Mesmo assim, o líder da oposição venezuelana, Juan Guaidó, publicou um comunicado: “Ratificamos nosso caminho: fim da usurpação, governo de transição e eleições livres como via para solucionar a tragédia que hoje sofre a Venezuela. Este encontro acabou sem acordo”. Por fim, agradeceu “ao governo da Noruega por sua vontade de contribuir com um a solução para o caos que sofre nosso país”.
Já o presidente Nicolás Maduro declarou em mensagem transmitida na Venezuela: “Eu falo com a verdade, estou orgulhoso da delegação que temos na Noruega, e estou orgulhoso que estejamos em fase de diálogo construtivo com a oposição venezuelana, acredito que o caminho é a paz”.
Ainda não se sabe se haverá uma nova rodada de conversas.
Como a Noruega entrou nas negociações
Segundo o canal de TV norueguês NRK, as conversas começaram em Cuba e logo foram transferidas para a capital da Noruega, com a mediação do Ministério das Relações Exteriores do país nórdico.
Tanto o presidente da Venezuela, Nicolás Maduro, como seu rival, Juan Guaidó, considerado como presidente legítimo por mais de 50 países, confirmaram o início do diálogo e enviaram seus representantes a Oslo.
O anúncio foi recebido com ceticismo na Venezuela, onde a população vive imersa em uma crise política e econômica prolongada.

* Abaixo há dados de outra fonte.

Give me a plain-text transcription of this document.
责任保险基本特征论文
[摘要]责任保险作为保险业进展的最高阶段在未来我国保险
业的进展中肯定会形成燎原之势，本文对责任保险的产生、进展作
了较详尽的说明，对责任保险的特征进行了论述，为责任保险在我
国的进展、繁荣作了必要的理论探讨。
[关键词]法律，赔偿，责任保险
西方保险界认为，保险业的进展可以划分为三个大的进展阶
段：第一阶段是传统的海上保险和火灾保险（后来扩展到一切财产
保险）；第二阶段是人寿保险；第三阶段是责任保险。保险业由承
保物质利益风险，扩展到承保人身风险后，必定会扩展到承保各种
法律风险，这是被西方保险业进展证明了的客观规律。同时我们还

A tarefa de aproximar as duas partes parece muito complexa depois de anos de tensão. Mas se alguém pode se sair bem em um contexto como esse, com duas partes em confronto e um clima político contaminado, são os diplomatas noruegueses.
O antecedente da Colômbia
Isso o governo venezuelano sabe muito bem, já que tanto a Venezuela como a Noruega participaram do processo de paz entre o Estado colombiano e a guerrilha das FARC. E esse é um aspecto chave.
“O que ajuda a Noruega é a experiência recente com a Colômbia, as relações dos seus negociadores e facilitadores, que se aproximaram das autoridades cubanas, mas também dos representantes venezuelanos”, diz à BBC News Mundo Lev Marsteintredet, professor de Política Comparada da Universidade de Bergen, na Noruega, e especialista em América Latina.
“Há um certo nível de confiança entre os governos da Venezuela e da Noruega”, assegura.
A unidade encarregada das mediações internacionais dentro do Ministério de Relações Exteriores é a unidade de Paz e Reconciliação, dirigida pelo diplomata Dag Halvor Nylander.
Nylander já exerceu um papel importante no processo de paz da Colômbia, presente em momentos importantes em conversações que, segundo ele mesmo admitiu à BBC, ocupavam “as 24 horas do dia, os 7 dias da semana”.
A BBC News Mundo entrou em contato com Nylander para essa reportagem, mas ele não quis conceder entrevista. O Ministério de Relações Exteriores não respondeu ao pedido.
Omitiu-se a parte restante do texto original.